Pior, pior, só mesmo o Manel Maria. Entende-se que o Homem vive no mundo dos Deuses, dos Platões e dos Sócrates ain da que prefira sempre o Deleuze, mas não se entende como pretende governar uma Câmara nas nuvens. Entende-se que o forte do Homem são os que lhe estão (estavam...) por detrás, mas não se entende então como concentrar tanto a atenção no seu Ego. Entende-se a supremacia do Homem sobre o outro da inocuidade, mas não se entende a desfasatez de o ignorar.
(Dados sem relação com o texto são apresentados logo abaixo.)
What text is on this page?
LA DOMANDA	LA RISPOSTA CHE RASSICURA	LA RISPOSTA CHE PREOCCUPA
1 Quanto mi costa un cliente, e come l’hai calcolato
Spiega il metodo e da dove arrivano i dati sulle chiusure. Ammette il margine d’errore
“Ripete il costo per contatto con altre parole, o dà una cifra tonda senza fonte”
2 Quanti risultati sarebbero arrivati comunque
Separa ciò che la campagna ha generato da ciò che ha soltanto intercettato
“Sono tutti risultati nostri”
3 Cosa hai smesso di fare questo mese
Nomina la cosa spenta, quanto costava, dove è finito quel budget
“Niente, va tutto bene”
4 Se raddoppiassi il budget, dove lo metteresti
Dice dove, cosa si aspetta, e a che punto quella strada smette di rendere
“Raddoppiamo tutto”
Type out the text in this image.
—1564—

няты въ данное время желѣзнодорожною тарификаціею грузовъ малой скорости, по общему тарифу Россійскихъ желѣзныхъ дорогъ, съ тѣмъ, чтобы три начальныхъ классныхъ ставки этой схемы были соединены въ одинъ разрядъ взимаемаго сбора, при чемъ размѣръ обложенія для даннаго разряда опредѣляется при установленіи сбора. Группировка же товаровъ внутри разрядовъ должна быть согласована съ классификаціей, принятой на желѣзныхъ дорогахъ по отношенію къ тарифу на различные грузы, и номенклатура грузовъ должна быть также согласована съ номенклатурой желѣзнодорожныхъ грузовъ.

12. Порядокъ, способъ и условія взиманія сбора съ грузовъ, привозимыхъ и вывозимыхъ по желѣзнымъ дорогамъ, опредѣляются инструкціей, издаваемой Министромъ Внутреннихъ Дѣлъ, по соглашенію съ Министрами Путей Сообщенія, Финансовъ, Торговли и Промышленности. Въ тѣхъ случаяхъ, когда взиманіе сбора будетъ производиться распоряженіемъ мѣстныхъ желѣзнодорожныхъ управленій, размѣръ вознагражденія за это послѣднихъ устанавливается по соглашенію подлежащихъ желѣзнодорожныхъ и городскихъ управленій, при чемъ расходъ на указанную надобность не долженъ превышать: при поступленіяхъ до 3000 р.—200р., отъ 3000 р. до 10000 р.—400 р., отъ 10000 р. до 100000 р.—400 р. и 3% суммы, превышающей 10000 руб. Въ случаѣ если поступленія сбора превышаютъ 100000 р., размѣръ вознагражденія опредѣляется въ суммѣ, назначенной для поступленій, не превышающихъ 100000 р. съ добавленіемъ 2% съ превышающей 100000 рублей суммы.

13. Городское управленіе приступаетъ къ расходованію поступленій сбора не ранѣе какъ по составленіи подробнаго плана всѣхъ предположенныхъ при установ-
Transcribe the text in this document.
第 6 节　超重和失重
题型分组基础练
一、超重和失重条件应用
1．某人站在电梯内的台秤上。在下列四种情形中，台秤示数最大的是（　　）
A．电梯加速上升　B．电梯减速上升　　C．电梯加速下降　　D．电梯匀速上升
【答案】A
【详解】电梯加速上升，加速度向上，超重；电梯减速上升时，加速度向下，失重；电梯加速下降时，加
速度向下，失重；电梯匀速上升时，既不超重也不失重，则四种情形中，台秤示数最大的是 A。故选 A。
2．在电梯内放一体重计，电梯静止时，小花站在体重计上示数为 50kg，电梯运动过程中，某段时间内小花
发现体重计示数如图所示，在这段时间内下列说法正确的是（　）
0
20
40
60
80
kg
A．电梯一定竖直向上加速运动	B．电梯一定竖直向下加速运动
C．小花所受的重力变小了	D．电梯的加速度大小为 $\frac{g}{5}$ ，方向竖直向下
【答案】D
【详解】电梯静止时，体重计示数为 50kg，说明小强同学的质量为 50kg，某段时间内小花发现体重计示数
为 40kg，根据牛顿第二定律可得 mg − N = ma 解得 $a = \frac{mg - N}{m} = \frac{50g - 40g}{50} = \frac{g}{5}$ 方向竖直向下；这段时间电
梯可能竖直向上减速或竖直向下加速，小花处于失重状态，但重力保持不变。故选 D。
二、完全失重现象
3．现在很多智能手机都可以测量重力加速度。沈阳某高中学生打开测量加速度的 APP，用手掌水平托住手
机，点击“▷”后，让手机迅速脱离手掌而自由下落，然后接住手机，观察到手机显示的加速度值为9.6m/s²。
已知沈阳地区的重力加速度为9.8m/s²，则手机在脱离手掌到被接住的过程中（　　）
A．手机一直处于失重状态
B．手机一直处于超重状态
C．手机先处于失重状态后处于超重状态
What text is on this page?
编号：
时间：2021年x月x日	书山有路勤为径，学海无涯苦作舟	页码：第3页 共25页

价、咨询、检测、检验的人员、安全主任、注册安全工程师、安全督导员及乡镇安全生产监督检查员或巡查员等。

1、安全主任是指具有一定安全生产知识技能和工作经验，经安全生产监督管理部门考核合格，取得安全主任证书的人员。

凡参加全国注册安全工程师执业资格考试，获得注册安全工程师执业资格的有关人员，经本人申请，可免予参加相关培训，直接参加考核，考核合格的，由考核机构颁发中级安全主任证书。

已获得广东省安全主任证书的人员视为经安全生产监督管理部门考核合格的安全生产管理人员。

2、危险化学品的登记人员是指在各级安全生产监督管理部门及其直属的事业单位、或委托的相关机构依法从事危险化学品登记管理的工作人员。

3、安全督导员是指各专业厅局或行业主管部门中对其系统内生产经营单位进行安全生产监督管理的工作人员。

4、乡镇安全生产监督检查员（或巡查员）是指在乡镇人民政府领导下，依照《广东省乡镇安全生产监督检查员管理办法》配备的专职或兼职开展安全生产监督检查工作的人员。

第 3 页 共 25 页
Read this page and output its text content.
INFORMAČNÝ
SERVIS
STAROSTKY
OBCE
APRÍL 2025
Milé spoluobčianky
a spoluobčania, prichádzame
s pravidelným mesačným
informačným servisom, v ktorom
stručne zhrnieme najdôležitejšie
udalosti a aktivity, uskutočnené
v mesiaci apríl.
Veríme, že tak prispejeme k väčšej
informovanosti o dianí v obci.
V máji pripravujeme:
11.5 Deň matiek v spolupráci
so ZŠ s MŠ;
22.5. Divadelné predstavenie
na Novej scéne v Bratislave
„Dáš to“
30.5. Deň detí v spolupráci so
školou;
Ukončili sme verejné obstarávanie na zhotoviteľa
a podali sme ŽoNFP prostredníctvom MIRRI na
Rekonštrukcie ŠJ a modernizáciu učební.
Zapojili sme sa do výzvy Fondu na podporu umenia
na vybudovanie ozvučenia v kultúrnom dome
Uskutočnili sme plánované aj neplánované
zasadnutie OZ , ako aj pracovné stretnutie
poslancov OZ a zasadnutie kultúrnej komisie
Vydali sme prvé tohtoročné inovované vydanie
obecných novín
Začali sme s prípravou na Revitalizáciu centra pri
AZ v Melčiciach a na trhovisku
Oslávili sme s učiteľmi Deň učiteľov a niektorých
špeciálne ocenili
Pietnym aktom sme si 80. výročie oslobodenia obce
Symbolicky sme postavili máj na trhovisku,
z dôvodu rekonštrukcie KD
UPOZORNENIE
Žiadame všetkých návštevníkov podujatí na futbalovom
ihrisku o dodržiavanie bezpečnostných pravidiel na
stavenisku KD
Entende-se que isto de alvitrar aos homens terrenos as suas vontades não seja digno do Homem mas não se entende que do seu púlpito não nos chegue - a nós mortais - sequer uma gota de informação ou novidade.
Desde esse momento, o susto; o baixar de braços, o suspiro profundo pela confirmação do meu pior receio: a cidade inevitavelmente se adiaria por mais 4 anos. Mais 4 anos de deriva de projecto, 4 anos nas mãos da especulação imobiliária, 4 anos de decisões casuísticas, 4 anos de caciquismo, 4 anos para livremente devorar as parcelas sobrantes de qualidade do território, 4 anos de medicina curativa e não preventiva.
Pensei então no absurdo. Depois de 250 euros investidos num voto, pensei em não votar.
Pensei no Saramago, pensei no voto em branco, pensei em fazer a cruzinha com burriés, com merda de pássaro, ou mesmo com a minha, pensei em bombas e nos narizes de palhaço de outros arbítrios, pensei em votar em quem não era candidato, pensei em votar em mim, pensei em votar no Rio de Lisboa, na Luz de Lisboa, nas janelas de Lisboa, nos miradouros de Lisboa ou no Marquês de Pombal.
Pensei em votar em Lisboa, não querendo acreditar que Lisboa afinal não era candidata.
Olhos no chão. Bom dia aos contínuos de outras datas, secção de voto IX. Cidadão André Albuquerque, BI nº 11710335, eleitor nº 23062, 3 papéis na mão, faça o favor de votar.
Olho para os papéis e não vejo o Su Doku - eu antes queria resolver um Su Doku -, coço a cabeça à procura de uma saída com classe para o imbróglio. Uma solução genial, legal e honrosa para tamanho paradoxo. Penso na minha mãe que horas antes havia encontrado a sua:
- eu não voto. Pela primeira vez depois do 25 de Abril, não voto - Ponto final, presumi eu. E não constestei.
Hesito uma, hesito duas, hesito três, voto na assembleia, na junta e na câmara voto em todos que é como quem diz que não voto em ninguém. Voto no AF, que no seu post de hoje sustenta que o voto teria um resultado mais correcto e uma afluência às urnas muito maior se cada eleitor dispusesse de um voto contra: o menos votado seria o eleito. Dessa forma - segundo ele, e eu voto nele - eliminariamos aqueles candidatos reconhecidamente corruptos, sistematicamente eleitos pela inércia do voto partidário.
O voto contra.
O Saramago devia escrever outro ensaio.

1 Comments:

Anonymous Anónimo said...

Alguns reality shows utilizam esse mecanismo do voto contra - quem expulsam da casa, quem acreditam não merecer lá estar. E ainda pagam para votar. Outros utilizam o mecanismo do voto de salvação - salvar um dos condenados à expulsão. E continuam a pagar para votar. E ainda que os temas dos ditos programas variem, os protagonistas são os mesmos. Porque a realidade é limitada, assim como os seus protagonistas. E não há período de nojo, para que os equilíbrios se restabeleçam. Vive-se simplesmente enojado.